Roll with the punches.
Things will happen that you don’t expect. I didn’t anticipate additional costs associated with the lease, (the kind you know can happen but everyone tells you they won’t). An unforeseen break-in, huge growth upon opening, etc. Learn to accept/celebrate these things, adjust your plans as needed and make sure you keep a bit of extra dough padded as a just in case, (and I’m not talking pizza dough here).
Most things will take longer AND cost more than you think.
Pad your budget by 25% minimum. Trust me.

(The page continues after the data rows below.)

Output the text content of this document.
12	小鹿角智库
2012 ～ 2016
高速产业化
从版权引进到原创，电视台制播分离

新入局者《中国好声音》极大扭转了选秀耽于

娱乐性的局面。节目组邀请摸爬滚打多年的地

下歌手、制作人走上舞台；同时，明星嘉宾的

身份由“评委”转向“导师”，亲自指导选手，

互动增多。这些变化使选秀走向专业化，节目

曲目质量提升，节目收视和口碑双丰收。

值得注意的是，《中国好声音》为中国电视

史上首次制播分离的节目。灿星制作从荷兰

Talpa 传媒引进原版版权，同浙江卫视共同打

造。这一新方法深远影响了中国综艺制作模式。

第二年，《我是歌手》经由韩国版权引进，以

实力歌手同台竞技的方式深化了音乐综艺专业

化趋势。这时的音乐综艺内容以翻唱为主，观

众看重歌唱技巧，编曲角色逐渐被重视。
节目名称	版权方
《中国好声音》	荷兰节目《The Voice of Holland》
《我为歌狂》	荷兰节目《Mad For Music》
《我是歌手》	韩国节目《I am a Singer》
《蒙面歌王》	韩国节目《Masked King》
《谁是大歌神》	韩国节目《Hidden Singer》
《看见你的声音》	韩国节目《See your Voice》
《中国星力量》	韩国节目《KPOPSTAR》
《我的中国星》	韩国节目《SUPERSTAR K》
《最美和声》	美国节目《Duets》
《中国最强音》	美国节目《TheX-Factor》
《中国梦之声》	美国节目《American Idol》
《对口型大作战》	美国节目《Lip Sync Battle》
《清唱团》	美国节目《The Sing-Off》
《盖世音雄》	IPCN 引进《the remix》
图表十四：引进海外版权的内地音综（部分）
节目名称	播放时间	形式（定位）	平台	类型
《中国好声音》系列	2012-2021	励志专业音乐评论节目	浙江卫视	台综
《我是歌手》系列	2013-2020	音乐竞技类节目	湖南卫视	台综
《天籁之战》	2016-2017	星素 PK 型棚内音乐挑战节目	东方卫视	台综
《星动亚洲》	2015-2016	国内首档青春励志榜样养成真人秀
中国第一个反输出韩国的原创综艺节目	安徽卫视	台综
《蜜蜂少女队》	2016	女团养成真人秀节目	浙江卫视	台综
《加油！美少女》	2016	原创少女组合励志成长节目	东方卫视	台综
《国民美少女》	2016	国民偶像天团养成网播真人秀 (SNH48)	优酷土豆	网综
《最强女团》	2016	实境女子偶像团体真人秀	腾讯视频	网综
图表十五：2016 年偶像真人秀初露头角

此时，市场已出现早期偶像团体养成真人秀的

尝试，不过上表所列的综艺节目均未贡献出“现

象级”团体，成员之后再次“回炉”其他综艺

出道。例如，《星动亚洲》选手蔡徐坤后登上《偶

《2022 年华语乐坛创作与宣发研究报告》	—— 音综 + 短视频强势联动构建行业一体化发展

There’s a never-ending amount of work that can be done. Schedule time to do what needs to be done, put things on the back burner that don’t, delegate what you can, plan ahead when you can, and take some time to disconnect from the business, (even 10 minutes of quiet meditation), and DO YOUR PILATES! It’s what we love and it makes every day better.
It is humbling.
You have to learn a lot of new skills to run a business. Of course, at the same time you see how much you don’t know on a daily basis for the first several months. That can feel daunting and disheartening. There’s a lot of responsibility and stress that comes with owning a studio. It’s crushing sometimes, but learning to manage it is part of the deal. Sometimes I feel fancy owning a business, but I’m also the janitor. Find other small business owners locally to have a meeting of the minds and bounce ideas / bear each others burdens together.

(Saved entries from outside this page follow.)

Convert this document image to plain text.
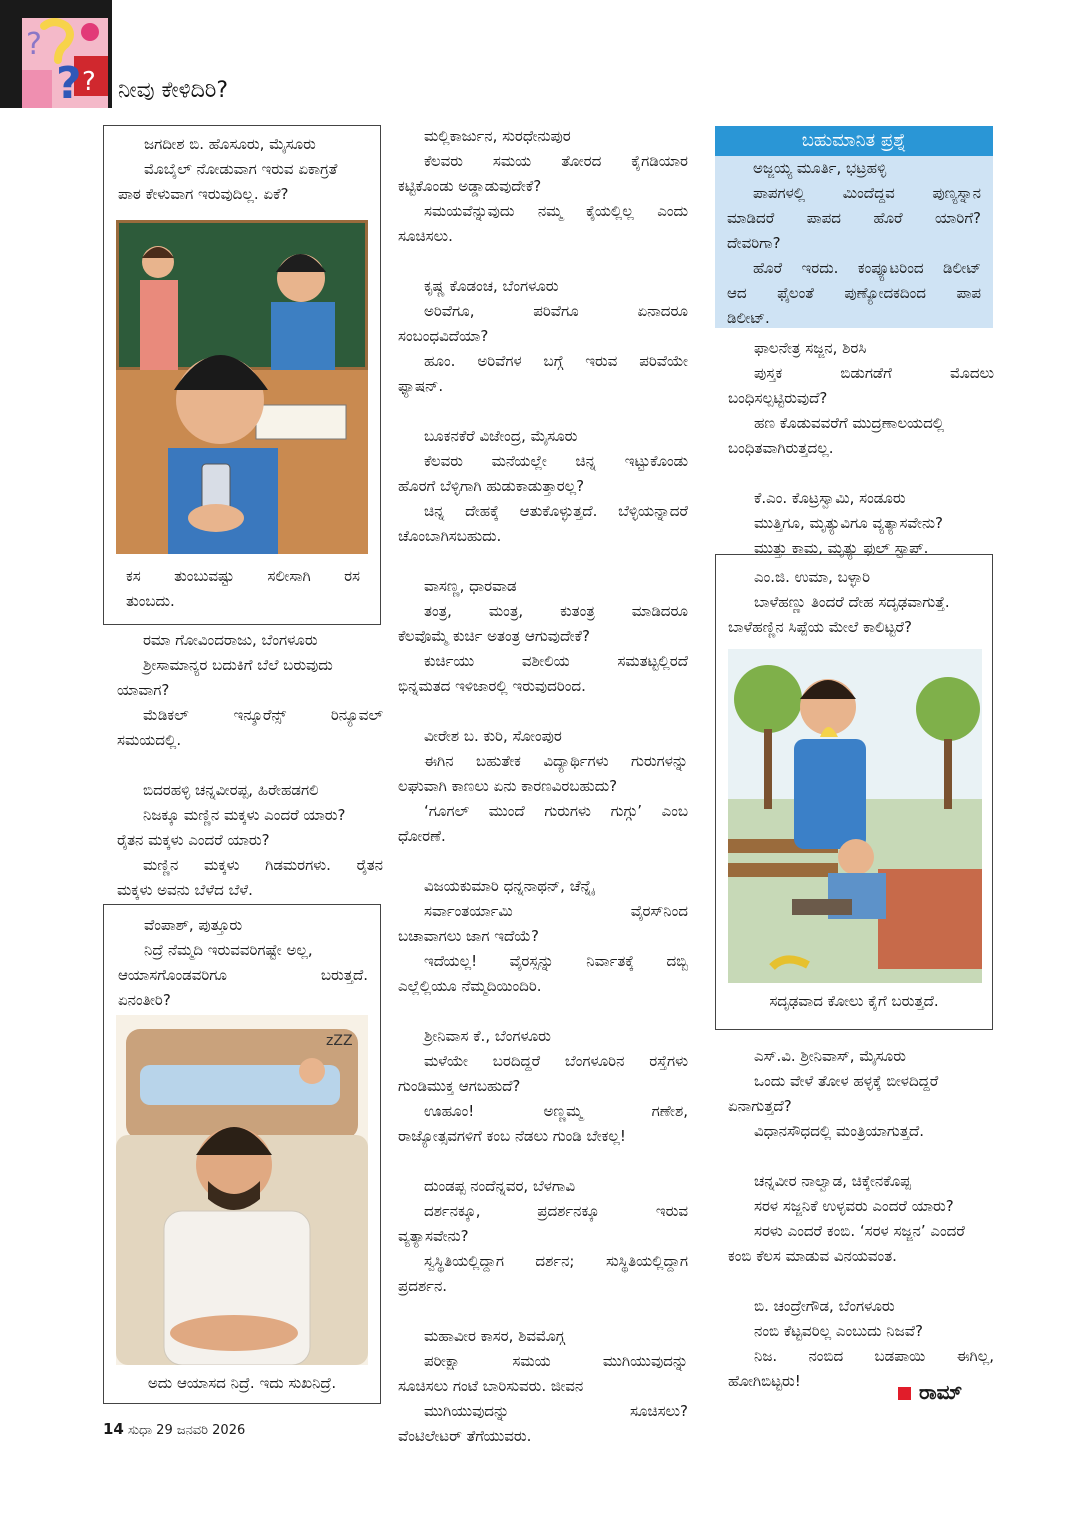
?
? ? ನೀವು ಕೇಳಿದಿರಿ?

ಜಗದೀಶ ಬಿ. ಹೊಸೂರು, ಮೈಸೂರು

ಮೊಬೈಲ್ ನೋಡುವಾಗ ಇರುವ ಏಕಾಗ್ರತೆ

ಪಾಠ ಕೇಳುವಾಗ ಇರುವುದಿಲ್ಲ. ಏಕೆ?

ಕಸ ತುಂಬುವಷ್ಟು ಸಲೀಸಾಗಿ ರಸ

ತುಂಬದು.

ರಮಾ ಗೋವಿಂದರಾಜು, ಬೆಂಗಳೂರು

ಶ್ರೀಸಾಮಾನ್ಯರ ಬದುಕಿಗೆ ಬೆಲೆ ಬರುವುದು

ಯಾವಾಗ?

ಮೆಡಿಕಲ್ ಇನ್ಶೂರೆನ್ಸ್ ರಿನ್ಯೂವಲ್

ಸಮಯದಲ್ಲಿ.

ಬಿದರಹಳ್ಳಿ ಚನ್ನವೀರಪ್ಪ, ಹಿರೇಹಡಗಲಿ

ನಿಜಕ್ಕೂ ಮಣ್ಣಿನ ಮಕ್ಕಳು ಎಂದರೆ ಯಾರು?

ರೈತನ ಮಕ್ಕಳು ಎಂದರೆ ಯಾರು?

ಮಣ್ಣಿನ ಮಕ್ಕಳು ಗಿಡಮರಗಳು. ರೈತನ

ಮಕ್ಕಳು ಅವನು ಬೆಳೆದ ಬೆಳೆ.

ವೆಂಪಾಶ್, ಪುತ್ತೂರು

ನಿದ್ರೆ ನೆಮ್ಮದಿ ಇರುವವರಿಗಷ್ಟೇ ಅಲ್ಲ,

ಆಯಾಸಗೊಂಡವರಿಗೂ ಬರುತ್ತದೆ.

ಏನಂತೀರಿ?

zZZ
ಅದು ಆಯಾಸದ ನಿದ್ರೆ. ಇದು ಸುಖನಿದ್ರೆ.

ಮಲ್ಲಿಕಾರ್ಜುನ, ಸುರಧೇನುಪುರ

ಕೆಲವರು ಸಮಯ ತೋರದ ಕೈಗಡಿಯಾರ

ಕಟ್ಟಿಕೊಂಡು ಅಡ್ಡಾಡುವುದೇಕೆ?

ಸಮಯವೆನ್ನುವುದು ನಮ್ಮ ಕೈಯಲ್ಲಿಲ್ಲ ಎಂದು

ಸೂಚಿಸಲು.

ಕೃಷ್ಣ ಕೊಡಂಚ, ಬೆಂಗಳೂರು

ಅರಿವೆಗೂ, ಪರಿವೆಗೂ ಏನಾದರೂ

ಸಂಬಂಧವಿದೆಯಾ?

ಹೂಂ. ಅರಿವೆಗಳ ಬಗ್ಗೆ ಇರುವ ಪರಿವೆಯೇ

ಫ್ಯಾಷನ್.

ಬೂಕನಕೆರೆ ವಿಜೇಂದ್ರ, ಮೈಸೂರು

ಕೆಲವರು ಮನೆಯಲ್ಲೇ ಚಿನ್ನ ಇಟ್ಟುಕೊಂಡು

ಹೊರಗೆ ಬೆಳ್ಳಿಗಾಗಿ ಹುಡುಕಾಡುತ್ತಾರಲ್ಲ?

ಚಿನ್ನ ದೇಹಕ್ಕೆ ಆತುಕೊಳ್ಳುತ್ತದೆ. ಬೆಳ್ಳಿಯನ್ನಾದರೆ

ಚೊಂಬಾಗಿಸಬಹುದು.

ವಾಸಣ್ಣ, ಧಾರವಾಡ

ತಂತ್ರ, ಮಂತ್ರ, ಕುತಂತ್ರ ಮಾಡಿದರೂ

ಕೆಲವೊಮ್ಮೆ ಕುರ್ಚಿ ಅತಂತ್ರ ಆಗುವುದೇಕೆ?

ಕುರ್ಚಿಯು ವಶೀಲಿಯ ಸಮತಟ್ಟಲ್ಲಿರದೆ

ಭಿನ್ನಮತದ ಇಳಿಜಾರಲ್ಲಿ ಇರುವುದರಿಂದ.

ವೀರೇಶ ಬ. ಕುರಿ, ಸೋಂಪುರ

ಈಗಿನ ಬಹುತೇಕ ವಿದ್ಯಾರ್ಥಿಗಳು ಗುರುಗಳನ್ನು

ಲಘುವಾಗಿ ಕಾಣಲು ಏನು ಕಾರಣವಿರಬಹುದು?

‘ಗೂಗಲ್ ಮುಂದೆ ಗುರುಗಳು ಗುಗ್ಗು’ ಎಂಬ

ಧೋರಣೆ.

ವಿಜಯಕುಮಾರಿ ಧನ್ನನಾಥನ್, ಚೆನ್ನೈ

ಸರ್ವಾಂತರ್ಯಾಮಿ ವೈರಸ್‌ನಿಂದ

ಬಚಾವಾಗಲು ಜಾಗ ಇದೆಯೆ?

ಇದೆಯಲ್ಲ! ವೈರಸ್ಸನ್ನು ನಿರ್ವಾತಕ್ಕೆ ದಬ್ಬಿ

ಎಲ್ಲೆಲ್ಲಿಯೂ ನೆಮ್ಮದಿಯಿಂದಿರಿ.

ಶ್ರೀನಿವಾಸ ಕೆ., ಬೆಂಗಳೂರು

ಮಳೆಯೇ ಬರದಿದ್ದರೆ ಬೆಂಗಳೂರಿನ ರಸ್ತೆಗಳು

ಗುಂಡಿಮುಕ್ತ ಆಗಬಹುದೆ?

ಊಹೂಂ! ಅಣ್ಣಮ್ಮ ಗಣೇಶ,

ರಾಜ್ಯೋತ್ಸವಗಳಿಗೆ ಕಂಬ ನೆಡಲು ಗುಂಡಿ ಬೇಕಲ್ಲ!

ದುಂಡಪ್ಪ ನಂದೆನ್ನವರ, ಬೆಳಗಾವಿ

ದರ್ಶನಕ್ಕೂ, ಪ್ರದರ್ಶನಕ್ಕೂ ಇರುವ

ವ್ಯತ್ಯಾಸವೇನು?

ಸ್ವಸ್ಥಿತಿಯಲ್ಲಿದ್ದಾಗ ದರ್ಶನ; ಸುಸ್ಥಿತಿಯಲ್ಲಿದ್ದಾಗ

ಪ್ರದರ್ಶನ.

ಮಹಾವೀರ ಕಾಸರ, ಶಿವಮೊಗ್ಗ

ಪರೀಕ್ಷಾ ಸಮಯ ಮುಗಿಯುವುದನ್ನು

ಸೂಚಿಸಲು ಗಂಟೆ ಬಾರಿಸುವರು. ಜೀವನ

ಮುಗಿಯುವುದನ್ನು ಸೂಚಿಸಲು?

ವೆಂಟಿಲೇಟರ್ ತೆಗೆಯುವರು.

ಬಹುಮಾನಿತ ಪ್ರಶ್ನೆ

ಅಜ್ಜಯ್ಯ ಮೂರ್ತಿ, ಭಟ್ರಹಳ್ಳಿ

ಪಾಪಗಳಲ್ಲಿ ಮಿಂದೆದ್ದವ ಪುಣ್ಯಸ್ನಾನ

ಮಾಡಿದರೆ ಪಾಪದ ಹೊರೆ ಯಾರಿಗೆ?

ದೇವರಿಗಾ?

ಹೊರೆ ಇರದು. ಕಂಪ್ಯೂಟರಿಂದ ಡಿಲೀಟ್

ಆದ ಫೈಲಂತೆ ಪುಣ್ಯೋದಕದಿಂದ ಪಾಪ

ಡಿಲೀಟ್.

ಫಾಲನೇತ್ರ ಸಜ್ಜನ, ಶಿರಸಿ

ಪುಸ್ತಕ ಬಿಡುಗಡೆಗೆ ಮೊದಲು

ಬಂಧಿಸಲ್ಪಟ್ಟಿರುವುದೆ?

ಹಣ ಕೊಡುವವರೆಗೆ ಮುದ್ರಣಾಲಯದಲ್ಲಿ

ಬಂಧಿತವಾಗಿರುತ್ತದಲ್ಲ.

ಕೆ.ಎಂ. ಕೊಟ್ರಸ್ವಾಮಿ, ಸಂಡೂರು

ಮುತ್ತಿಗೂ, ಮೃತ್ಯುವಿಗೂ ವ್ಯತ್ಯಾಸವೇನು?

ಮುತ್ತು ಕಾಮ, ಮೃತ್ಯು ಫುಲ್ ಸ್ಟಾಪ್.

ಎಂ.ಜಿ. ಉಮಾ, ಬಳ್ಳಾರಿ

ಬಾಳೆಹಣ್ಣು ತಿಂದರೆ ದೇಹ ಸದೃಢವಾಗುತ್ತೆ.

ಬಾಳೆಹಣ್ಣಿನ ಸಿಪ್ಪೆಯ ಮೇಲೆ ಕಾಲಿಟ್ಟರೆ?

ಸದೃಢವಾದ ಕೋಲು ಕೈಗೆ ಬರುತ್ತದೆ.

ಎಸ್.ವಿ. ಶ್ರೀನಿವಾಸ್, ಮೈಸೂರು

ಒಂದು ವೇಳೆ ತೋಳ ಹಳ್ಳಕ್ಕೆ ಬೀಳದಿದ್ದರೆ

ಏನಾಗುತ್ತದೆ?

ವಿಧಾನಸೌಧದಲ್ಲಿ ಮಂತ್ರಿಯಾಗುತ್ತದೆ.

ಚನ್ನವೀರ ನಾಲ್ವಾಡ, ಚಿಕ್ಕೇನಕೊಪ್ಪ

ಸರಳ ಸಜ್ಜನಿಕೆ ಉಳ್ಳವರು ಎಂದರೆ ಯಾರು?

ಸರಳು ಎಂದರೆ ಕಂಬಿ. ‘ಸರಳ ಸಜ್ಜನ’ ಎಂದರೆ

ಕಂಬಿ ಕೆಲಸ ಮಾಡುವ ವಿನಯವಂತ.

ಬಿ. ಚಂದ್ರೇಗೌಡ, ಬೆಂಗಳೂರು

ನಂಬಿ ಕೆಟ್ಟವರಿಲ್ಲ ಎಂಬುದು ನಿಜವೆ?

ನಿಜ. ನಂಬಿದ ಬಡಪಾಯಿ ಈಗಿಲ್ಲ,

ಹೋಗಿಬಿಟ್ಟರು!	ರಾಮ್
14 ಸುಧಾ 29 ಜನವರಿ 2026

Balance isn’t always possible.
There is no perfect balance – it is a constantly shifting thing. Sometimes the business and clients need more attention. Other times, your personal life does. I never feel like I get it “right,” but I do my best to make my schedule reflect my priorities. It’s easy to work all of the time when you have a business to run and build, but it’s important to SET all of your priorities to feel successful in your business and in life.
It takes a village.
You need help. Some of the best advice I was given was to find a good lawyer, accountant, insurance agent and real estate broker … and don’t be afraid to use them. I also found that having other Pilates studio owners to talk to is critical. It’s a unique business and few people understand it. Having a personal support system is just as important. Not only did mine help me set up the studio, but they babysat, listened to me obsess about endless details, celebrated with me, offered a shoulder to cry on – amongst many other things. They also gave me accountability to help me take time off so that I’m a better mom, wife, teacher, business owner, and woman. And let’s not forget the clients and teachers! These are the folks who keep the studio doors open. Treat them with respect and truly listen to their feedback and ideas.
Change is necessary.
Nothing stays the same. You have to try new things and see what works and be willing to change when something isn’t, even if YOU thought the idea was brilliant.
It’s hard to trust that the right clients will find you, but they will. It takes time and you have to work for it, but remember that you will attract what you want. And when those customers do find you, it makes you remember what a joy it is to do what you love daily … and that is priceless!